Hacker News new | ask | show | jobs
by _game_of_life 1687 days ago
I'm far from an expert in this subject but doesn't this ranking of large text compression algorithms with NNCP coming first suggest that neural-nets are pretty great at compression?

http://mattmahoney.net/dc/text.html

https://bellard.org/nncp/

I don't see examples of high performing symbolic AI based compression algorithms anywhere, but again I am very ignorant, do you have examples?

1 comments

The ranking criteria of this list make it very unrepresentative of compressors used in the real world.
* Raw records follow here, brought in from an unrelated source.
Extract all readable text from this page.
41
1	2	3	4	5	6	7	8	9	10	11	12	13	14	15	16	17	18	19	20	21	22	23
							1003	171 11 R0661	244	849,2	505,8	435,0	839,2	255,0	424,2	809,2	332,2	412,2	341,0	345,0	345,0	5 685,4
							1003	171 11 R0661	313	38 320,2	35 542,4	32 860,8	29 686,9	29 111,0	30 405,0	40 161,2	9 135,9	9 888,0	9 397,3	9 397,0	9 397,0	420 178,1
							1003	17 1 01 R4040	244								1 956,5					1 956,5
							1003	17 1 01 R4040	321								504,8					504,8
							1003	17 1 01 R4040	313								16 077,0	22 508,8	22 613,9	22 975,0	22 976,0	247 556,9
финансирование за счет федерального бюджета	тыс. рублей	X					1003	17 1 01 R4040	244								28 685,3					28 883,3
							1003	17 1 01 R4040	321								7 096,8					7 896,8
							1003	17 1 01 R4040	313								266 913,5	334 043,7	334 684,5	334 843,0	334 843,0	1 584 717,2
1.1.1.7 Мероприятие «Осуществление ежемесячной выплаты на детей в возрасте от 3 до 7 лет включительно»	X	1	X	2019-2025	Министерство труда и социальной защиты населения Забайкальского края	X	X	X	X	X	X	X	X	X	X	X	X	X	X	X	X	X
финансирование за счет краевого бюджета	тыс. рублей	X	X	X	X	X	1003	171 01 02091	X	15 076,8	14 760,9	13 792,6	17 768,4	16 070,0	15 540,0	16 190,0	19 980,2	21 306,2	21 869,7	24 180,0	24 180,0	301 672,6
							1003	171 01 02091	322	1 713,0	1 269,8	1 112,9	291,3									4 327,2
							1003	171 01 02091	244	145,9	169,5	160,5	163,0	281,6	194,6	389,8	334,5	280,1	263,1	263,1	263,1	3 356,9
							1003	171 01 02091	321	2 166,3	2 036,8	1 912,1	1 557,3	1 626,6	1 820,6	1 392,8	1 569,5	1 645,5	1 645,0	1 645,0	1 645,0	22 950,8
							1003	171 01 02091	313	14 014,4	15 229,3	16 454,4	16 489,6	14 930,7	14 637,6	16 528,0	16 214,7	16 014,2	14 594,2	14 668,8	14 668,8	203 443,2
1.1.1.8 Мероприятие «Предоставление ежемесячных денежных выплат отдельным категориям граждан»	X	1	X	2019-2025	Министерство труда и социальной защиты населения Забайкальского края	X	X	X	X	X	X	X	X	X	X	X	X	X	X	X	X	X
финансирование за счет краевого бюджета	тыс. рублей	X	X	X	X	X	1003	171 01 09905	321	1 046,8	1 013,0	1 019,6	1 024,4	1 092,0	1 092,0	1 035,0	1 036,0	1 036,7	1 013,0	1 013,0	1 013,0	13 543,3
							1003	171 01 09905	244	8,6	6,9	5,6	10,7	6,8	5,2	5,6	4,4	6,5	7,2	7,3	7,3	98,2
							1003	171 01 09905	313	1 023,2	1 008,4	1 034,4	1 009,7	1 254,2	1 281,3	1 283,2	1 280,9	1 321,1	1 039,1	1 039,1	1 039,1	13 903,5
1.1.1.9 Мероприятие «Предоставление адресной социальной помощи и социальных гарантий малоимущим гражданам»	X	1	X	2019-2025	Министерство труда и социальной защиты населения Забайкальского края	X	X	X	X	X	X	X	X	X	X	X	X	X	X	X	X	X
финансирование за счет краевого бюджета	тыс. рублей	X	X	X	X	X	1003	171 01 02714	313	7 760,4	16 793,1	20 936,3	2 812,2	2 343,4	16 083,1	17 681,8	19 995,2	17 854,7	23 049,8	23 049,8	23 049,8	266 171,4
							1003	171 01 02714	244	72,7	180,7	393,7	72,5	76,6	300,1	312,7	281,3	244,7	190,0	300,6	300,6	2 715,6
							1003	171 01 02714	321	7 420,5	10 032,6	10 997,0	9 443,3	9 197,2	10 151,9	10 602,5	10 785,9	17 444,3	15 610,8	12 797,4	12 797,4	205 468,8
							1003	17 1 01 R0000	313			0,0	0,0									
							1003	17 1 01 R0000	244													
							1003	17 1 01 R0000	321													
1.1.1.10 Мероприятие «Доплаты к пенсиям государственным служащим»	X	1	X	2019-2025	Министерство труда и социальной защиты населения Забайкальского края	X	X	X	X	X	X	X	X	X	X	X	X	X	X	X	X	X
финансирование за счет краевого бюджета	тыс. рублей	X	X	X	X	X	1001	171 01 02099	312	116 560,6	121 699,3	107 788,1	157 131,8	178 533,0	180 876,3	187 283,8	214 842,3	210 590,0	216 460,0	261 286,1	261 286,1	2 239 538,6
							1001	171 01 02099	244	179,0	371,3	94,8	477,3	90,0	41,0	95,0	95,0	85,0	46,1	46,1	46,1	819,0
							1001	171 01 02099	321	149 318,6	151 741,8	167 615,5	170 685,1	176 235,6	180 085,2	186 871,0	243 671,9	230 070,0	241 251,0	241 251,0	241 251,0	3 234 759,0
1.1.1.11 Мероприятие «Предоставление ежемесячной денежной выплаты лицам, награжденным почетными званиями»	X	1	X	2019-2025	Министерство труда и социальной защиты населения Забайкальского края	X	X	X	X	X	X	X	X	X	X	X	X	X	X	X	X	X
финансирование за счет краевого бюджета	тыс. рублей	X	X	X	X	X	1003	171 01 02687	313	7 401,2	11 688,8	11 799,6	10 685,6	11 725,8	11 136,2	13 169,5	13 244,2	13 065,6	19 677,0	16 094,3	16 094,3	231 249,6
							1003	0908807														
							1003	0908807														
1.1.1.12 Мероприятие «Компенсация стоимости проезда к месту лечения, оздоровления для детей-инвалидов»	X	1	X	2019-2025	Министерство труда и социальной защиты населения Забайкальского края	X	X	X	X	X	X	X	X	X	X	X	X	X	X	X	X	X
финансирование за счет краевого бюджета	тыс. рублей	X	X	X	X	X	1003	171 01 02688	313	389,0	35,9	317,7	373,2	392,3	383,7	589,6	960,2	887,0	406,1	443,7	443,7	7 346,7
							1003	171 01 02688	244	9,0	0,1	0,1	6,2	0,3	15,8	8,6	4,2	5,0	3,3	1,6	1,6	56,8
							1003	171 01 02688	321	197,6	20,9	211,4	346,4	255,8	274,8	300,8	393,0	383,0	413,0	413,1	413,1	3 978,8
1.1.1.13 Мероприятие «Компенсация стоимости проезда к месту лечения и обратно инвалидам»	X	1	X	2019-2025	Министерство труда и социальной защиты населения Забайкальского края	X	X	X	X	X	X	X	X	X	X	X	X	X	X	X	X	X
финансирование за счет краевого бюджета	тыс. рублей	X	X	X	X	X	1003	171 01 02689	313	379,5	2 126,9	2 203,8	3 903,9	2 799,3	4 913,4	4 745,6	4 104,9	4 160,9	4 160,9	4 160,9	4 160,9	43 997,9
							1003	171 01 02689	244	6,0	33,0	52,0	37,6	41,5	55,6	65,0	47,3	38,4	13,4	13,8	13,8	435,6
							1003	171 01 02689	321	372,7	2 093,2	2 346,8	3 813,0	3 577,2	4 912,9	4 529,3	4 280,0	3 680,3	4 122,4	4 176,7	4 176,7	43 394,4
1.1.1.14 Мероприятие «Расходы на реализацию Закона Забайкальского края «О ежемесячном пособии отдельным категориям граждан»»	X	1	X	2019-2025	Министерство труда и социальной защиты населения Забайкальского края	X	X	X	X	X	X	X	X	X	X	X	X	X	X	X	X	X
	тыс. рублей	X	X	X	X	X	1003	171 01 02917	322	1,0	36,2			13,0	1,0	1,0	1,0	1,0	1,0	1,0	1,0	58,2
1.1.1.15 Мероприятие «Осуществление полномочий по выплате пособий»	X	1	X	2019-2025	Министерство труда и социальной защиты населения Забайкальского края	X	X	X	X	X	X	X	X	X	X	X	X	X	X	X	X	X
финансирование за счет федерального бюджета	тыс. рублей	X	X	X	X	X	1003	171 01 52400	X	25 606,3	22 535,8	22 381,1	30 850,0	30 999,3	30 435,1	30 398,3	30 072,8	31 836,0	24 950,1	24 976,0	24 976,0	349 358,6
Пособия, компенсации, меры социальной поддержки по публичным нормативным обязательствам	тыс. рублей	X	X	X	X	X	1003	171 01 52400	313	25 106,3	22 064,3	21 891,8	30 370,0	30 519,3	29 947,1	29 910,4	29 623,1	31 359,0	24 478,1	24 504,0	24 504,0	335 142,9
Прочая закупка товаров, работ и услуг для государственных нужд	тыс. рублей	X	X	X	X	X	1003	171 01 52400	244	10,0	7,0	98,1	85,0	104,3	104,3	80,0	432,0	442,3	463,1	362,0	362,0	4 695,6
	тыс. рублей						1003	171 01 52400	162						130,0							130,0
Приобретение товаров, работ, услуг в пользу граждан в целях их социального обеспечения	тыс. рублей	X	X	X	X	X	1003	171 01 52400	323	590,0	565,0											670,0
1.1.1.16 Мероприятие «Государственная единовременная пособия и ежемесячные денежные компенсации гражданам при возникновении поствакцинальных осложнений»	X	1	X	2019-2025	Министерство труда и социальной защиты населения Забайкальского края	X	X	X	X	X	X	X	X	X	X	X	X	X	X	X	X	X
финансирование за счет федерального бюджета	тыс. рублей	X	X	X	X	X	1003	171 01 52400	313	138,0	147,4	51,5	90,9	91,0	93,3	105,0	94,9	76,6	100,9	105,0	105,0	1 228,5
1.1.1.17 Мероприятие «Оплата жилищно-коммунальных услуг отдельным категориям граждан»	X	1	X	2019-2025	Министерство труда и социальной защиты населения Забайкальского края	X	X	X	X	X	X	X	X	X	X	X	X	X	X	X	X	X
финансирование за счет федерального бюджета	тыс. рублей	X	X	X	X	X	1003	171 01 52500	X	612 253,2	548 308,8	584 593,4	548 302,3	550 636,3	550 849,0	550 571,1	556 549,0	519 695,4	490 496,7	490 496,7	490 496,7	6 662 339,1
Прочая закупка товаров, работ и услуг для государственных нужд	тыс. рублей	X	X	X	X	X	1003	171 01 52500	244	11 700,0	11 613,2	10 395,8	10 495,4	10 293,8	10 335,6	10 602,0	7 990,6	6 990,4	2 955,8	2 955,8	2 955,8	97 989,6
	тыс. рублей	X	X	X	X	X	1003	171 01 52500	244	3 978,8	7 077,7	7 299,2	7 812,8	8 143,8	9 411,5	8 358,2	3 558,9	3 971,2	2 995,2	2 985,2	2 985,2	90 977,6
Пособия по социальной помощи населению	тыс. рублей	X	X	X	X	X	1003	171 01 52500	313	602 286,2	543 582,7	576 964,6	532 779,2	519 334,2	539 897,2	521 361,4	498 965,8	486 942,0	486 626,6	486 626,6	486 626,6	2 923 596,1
The benchmark they’re using for example is the sum of the compressed file plus the compressor binary: this penalizes memorization of the evaluation text in the compressor binary itself. But in the real world, you would have no concerns at all that your compressor is “cheating” by working too well only for your particular data — having useful priors that model real-world data for more compact representations is the whole point. Many of these algorithms are also impractical due to speed or memory use. Ask yourself: How many of the top-10 algorithms do you have installed right now, or even recognize? The winners aren’t dominating outside the arena of this list.

I’m also not an expert in symbolic AI — my comment above is more about neural vs. pre-neural NLP methods, rather than symbolic AI, which I admit drifts a bit from the parent. A compressor replacing word tokens with dictionary indices is definitely symbolic but it’s not especially “AI”.